Hog Butcher for the World,
Tool Maker, Stacker of Wheat,
Player with Railroads and the Nations' Freight Handler...

You said it Carl. But really, how much does Chicago really play with railroads and handle freight nowadays? Oh sure, there are still a lot of yards in Chicago, a lot of trains, a lot of freight. But it’s mostly passing through, or – at best – having a container dropped onto a truck for final delivery. The bones of a once mighty network of tracks winding though the city to long forgotten foundries and factories may still exist to some degree (and I’ve certainly tried to shoot as much of it as I can) but how much of that rail is still live, still being serviced? Well, it turns out Lumber St. is. It was summer and I was heading to one of my favorite photo locations in the City – the18th Street Bridge – when, while walking down Canal St., I looked over and saw this ex-Conrail geep idling on a spur right in front of the bridge. This wasn’t so much unusual as it was absolutely incredible luck and I quickened my pace to get on top of it before it moved.
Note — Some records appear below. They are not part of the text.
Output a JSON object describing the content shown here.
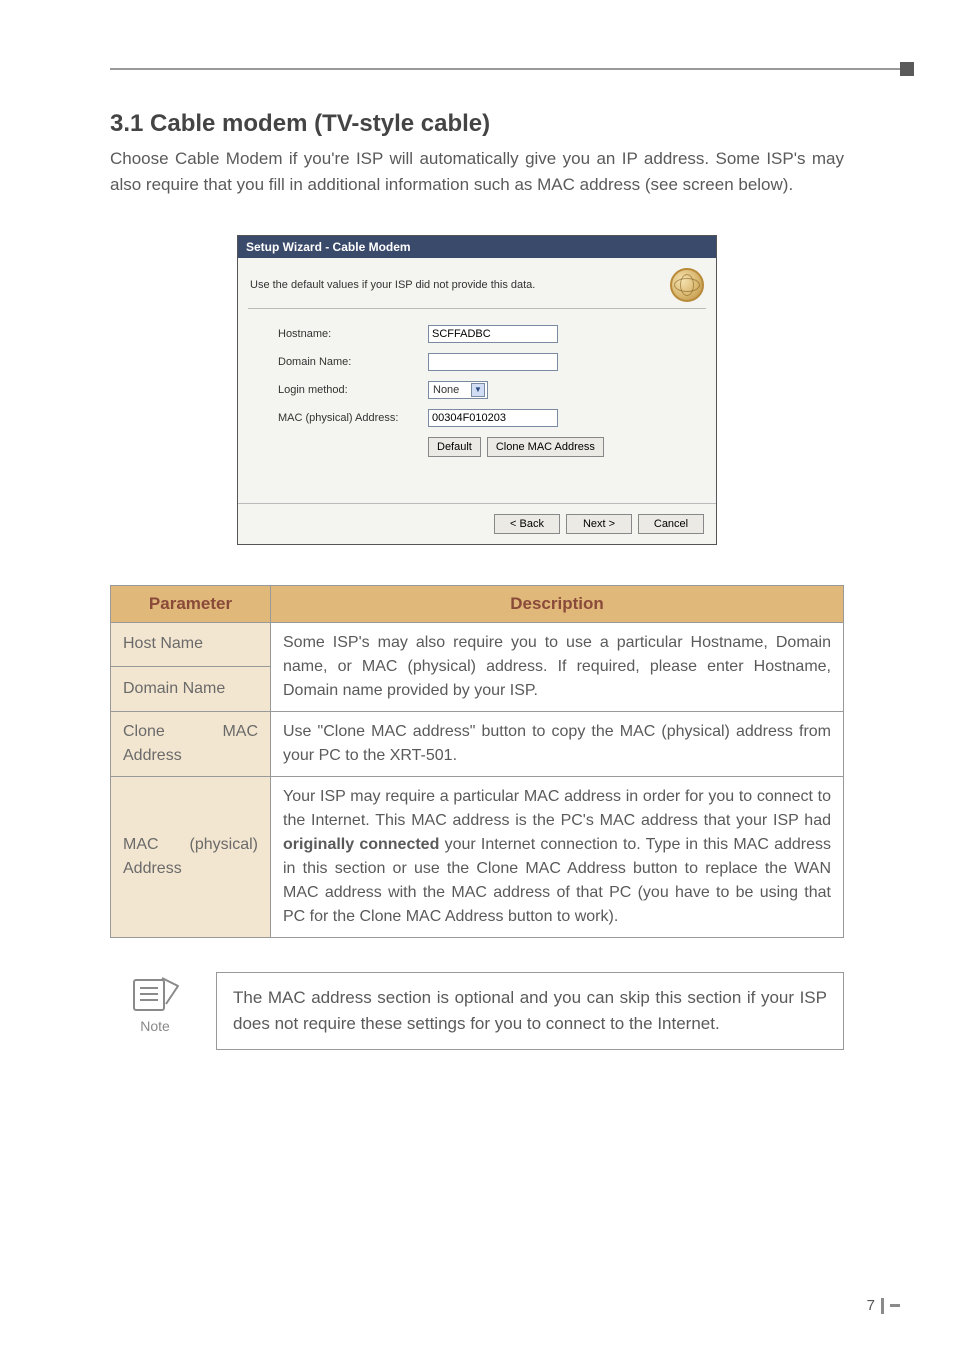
{
  "section": {
    "heading": "3.1 Cable modem (TV-style cable)",
    "intro": "Choose Cable Modem if you're ISP will automatically give you an IP address. Some ISP's may also require that you fill in additional information such as MAC address (see screen below)."
  },
  "wizard": {
    "title": "Setup Wizard - Cable Modem",
    "subtitle": "Use the default values if your ISP did not provide this data.",
    "fields": {
      "hostname_label": "Hostname:",
      "hostname_value": "SCFFADBC",
      "domain_label": "Domain Name:",
      "domain_value": "",
      "login_label": "Login method:",
      "login_value": "None",
      "mac_label": "MAC (physical) Address:",
      "mac_value": "00304F010203",
      "default_btn": "Default",
      "clone_btn": "Clone MAC Address"
    },
    "footer": {
      "back": "< Back",
      "next": "Next >",
      "cancel": "Cancel"
    }
  },
  "table": {
    "headers": {
      "param": "Parameter",
      "desc": "Description"
    },
    "rows": {
      "host_label": "Host Name",
      "domain_label": "Domain Name",
      "host_domain_desc": "Some ISP's may also require you to use a particular Hostname, Domain name, or MAC (physical) address. If required, please enter Hostname, Domain name provided by your ISP.",
      "clone_label": "Clone MAC Address",
      "clone_desc": "Use \"Clone MAC address\" button to copy the MAC (physical) address from your PC to the XRT-501.",
      "macphys_label": "MAC (physical) Address",
      "macphys_desc_pre": "Your ISP may require a particular MAC address in order for you to connect to the Internet. This MAC address is the PC's MAC address that your ISP had ",
      "macphys_desc_bold": "originally connected",
      "macphys_desc_post": " your Internet connection to. Type in this MAC address in this section or use the Clone MAC Address button to replace the WAN MAC address with the MAC address of that PC (you have to be using that PC for the Clone MAC Address button to work)."
    }
  },
  "note": {
    "label": "Note",
    "text": "The MAC address section is optional and you can skip this section if your ISP does not require these settings for you to connect to the Internet."
  },
  "page_number": "7"
}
But there was no way I was going to make it time. Surely it would move just was I was getting into position. Well, as you can see below, this thing wasn’t going anywhere anytime soon – seems someone forgot that today was delivery day. In fact, I wound up shooting so many frames of this thing, I actually got bored waiting for the truck to move and finally just wound up leaving to head into Chinatown. Nothing like fully exploring the scene I guess. There is a bit of a postscript to this photo however. Awhile after posting it on flickr, I was contacted by a gentleman from the Chicago Architecture Foundation. Seems they wanted to use my photo for some exhibit they were putting together. Now, free = good only if I’m receiving and not giving but on the other hand: Chicago Architecture Foundation. Of course I let them use it. Oh, what was the exhibit? Their Chicago Model City project. What’s that? You haven’t seen it? Well you should – the photos are pretty good.